Department of Urology, The Jikei University School of Medicine, 3-25-8 Nishi-shimbashi, Minato-ku, Tokyo, 105-8461, Japan.
Department of Urology, Kameda Medical Center, 929 Higashi-cho, Kamogawa City, Chiba, 296-8602, Japan.
Cancer Immunol Immunother. 2022 Jan;71(1):229-236. doi: 10.1007/s00262-021-02980-x. Epub 2021 Jun 8.
There has been no clinical evidence to justify continued pembrolizumab therapy beyond progression in patients with metastatic urothelial carcinoma (UC).
We conducted a multicenter retrospective study evaluating the clinical efficacy of continued use of pembrolizumab beyond progression in patients with metastatic UC. Data from 51 patients with metastatic UC, who developed progression during second-line pembrolizumab therapy, were analyzed. Progression was defined based on the Immunotherapy Response Evaluation Criteria in Solid Tumors. The outcome was overall survival (OS). The association between continued treatment, OS, and the risk of all-cause mortality was tested using log-rank test, conventional and time-dependent Cox regression models.

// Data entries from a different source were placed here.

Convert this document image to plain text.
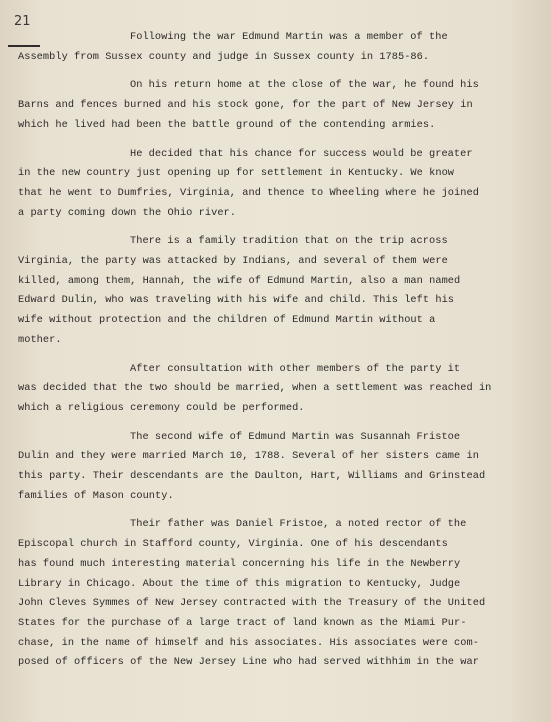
21
Following the war Edmund Martin was a member of the
Assembly from Sussex county and judge in Sussex county in 1785-86.
On his return home at the close of the war, he found his
Barns and fences burned and his stock gone, for the part of New Jersey in
which he lived had been the battle ground of the contending armies.
He decided that his chance for success would be greater
in the new country just opening up for settlement in Kentucky. We know
that he went to Dumfries, Virginia, and thence to Wheeling where he joined
a party coming down the Ohio river.
There is a family tradition that on the trip across
Virginia, the party was attacked by Indians, and several of them were
killed, among them, Hannah, the wife of Edmund Martin, also a man named
Edward Dulin, who was traveling with his wife and child. This left his
wife without protection and the children of Edmund Martin without a
mother.
After consultation with other members of the party it
was decided that the two should be married, when a settlement was reached in
which a religious ceremony could be performed.
The second wife of Edmund Martin was Susannah Fristoe
Dulin and they were married March 10, 1788. Several of her sisters came in
this party. Their descendants are the Daulton, Hart, Williams and Grinstead
families of Mason county.
Their father was Daniel Fristoe, a noted rector of the
Episcopal church in Stafford county, Virginia. One of his descendants
has found much interesting material concerning his life in the Newberry
Library in Chicago. About the time of this migration to Kentucky, Judge
John Cleves Symmes of New Jersey contracted with the Treasury of the United
States for the purchase of a large tract of land known as the Miami Pur-
chase, in the name of himself and his associates. His associates were com-
posed of officers of the New Jersey Line who had served withhim in the war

No significant difference in patient characteristics was noted between patients continuing pembrolizumab beyond progression (N = 21) and those discontinuing pembrolizumab (N = 30). Median OS was significantly longer in the continuation group (17.8 vs. 8.8 months; P = 0.038). A multivariable conventional Cox regression model identified continued pembrolizumab administration as a significant independent prognostic factor of all-cause mortality (hazard ratio [HR]: 0.21, 95% confidence interval [CI]: 0.05-0.90, P = 0.036), irrespective of the time from treatment initiation to progression and concurrent clinical progression. Further, longer duration of pembrolizumab treatment beyond progression was independently associated with a reduced risk of all-cause mortality in a multivariable time-dependent Cox regression model, when used as a time-dependent variable (HR: 0.07, 95% CI: 0.01-0.45, P = 0.006).
Continued pembrolizumab administration beyond progression might be beneficial in patients with metastatic UC who were clinically stable.
在转移性尿路上皮癌(UC)患者中,疾病进展后继续使用派姆单抗治疗没有临床证据支持。
我们进行了一项多中心回顾性研究,评估了转移性 UC 患者在二线派姆单抗治疗进展后继续使用派姆单抗的临床疗效。分析了 51 名转移性 UC 患者的数据,这些患者在二线派姆单抗治疗期间发生进展。根据实体瘤免疫治疗疗效评价标准(RECIST)定义进展。主要终点是总生存期(OS)。采用对数秩检验、传统 Cox 回归模型和时依 Cox 回归模型检验继续治疗与 OS 和全因死亡率风险的关系。
进展后继续使用派姆单抗(n=21)和进展后停止使用派姆单抗(n=30)的患者在患者特征方面无显著差异。继续治疗组的中位 OS 明显更长(17.8 个月比 8.8 个月;P=0.038)。传统 Cox 多变量回归模型确定进展后继续使用派姆单抗是全因死亡率的独立预后因素(风险比[HR]:0.21,95%置信区间[CI]:0.05-0.90,P=0.036),无论从治疗开始到进展的时间和是否同时出现临床进展。此外,在多变量时依 Cox 回归模型中,将进展后派姆单抗治疗时间作为时依变量时,更长的派姆单抗治疗时间与全因死亡率风险降低独立相关(HR:0.07,95%CI:0.01-0.45,P=0.006)。
对于临床稳定的转移性 UC 患者,疾病进展后继续使用派姆单抗可能有益。